Itemise what you need to achieve from the session and you can then add appropriate trigger statements or questions to the presentation or discussion. 

Structure Your Desired Outcomes

Instead of coming out of a client meeting and convincing yourself that it ‘went OK,’ try to add a bit more structure to your evaluation. The way I do this is to explicitly write down what I need to achieve – probably no more than 5-8 things – sometimes fewer!

I then rank these. I set myself a base of what I absolutely ‘need’ to achieve and I expect to be successful in realizing these at least 80-90% of the time. This sets the lowest level of success I would be satisfied with. It could be whether I communicated my key messages to the audience and confirmed this based on feedback (both verbal and non-verbal) during the session.

Assuming I achieve the base level of “Must” the next level up is my “Intend” level. These objectives should be achievable anywhere between 50-30% of the time; they are becoming much more of a stretch.

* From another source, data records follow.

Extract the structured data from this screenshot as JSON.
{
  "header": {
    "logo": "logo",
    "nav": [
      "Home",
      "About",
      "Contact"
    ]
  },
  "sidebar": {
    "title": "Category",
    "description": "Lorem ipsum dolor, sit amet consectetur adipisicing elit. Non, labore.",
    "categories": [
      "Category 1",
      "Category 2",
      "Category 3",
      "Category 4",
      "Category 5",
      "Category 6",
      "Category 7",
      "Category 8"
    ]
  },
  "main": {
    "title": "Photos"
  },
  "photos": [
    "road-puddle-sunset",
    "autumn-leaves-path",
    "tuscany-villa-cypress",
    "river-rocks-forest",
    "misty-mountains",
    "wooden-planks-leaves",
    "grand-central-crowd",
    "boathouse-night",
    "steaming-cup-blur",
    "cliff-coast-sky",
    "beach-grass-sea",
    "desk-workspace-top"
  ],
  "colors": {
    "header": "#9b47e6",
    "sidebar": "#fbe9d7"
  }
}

Finally, I have my “Like” level. These are the things that I only succeed in getting 5-10% of the time. When absolutely everything goes to plan and the audience or client I’m with is 100% attuned to what I’m saying. You could look at this as being the ‘magic wand, all the stars aligned level.’ But it still helps to shoot for the stars.

Hopefully, this type of structure will help you plan to get more value from meetings and presentations, and have a clearer idea of whether you’ve actually made progress.

And don’t forget, the same applies to internal meetings where your goal might simply be to elevate your profile and standing with colleagues and stakeholders. Understand the outcome you want and plan how you will make it happen.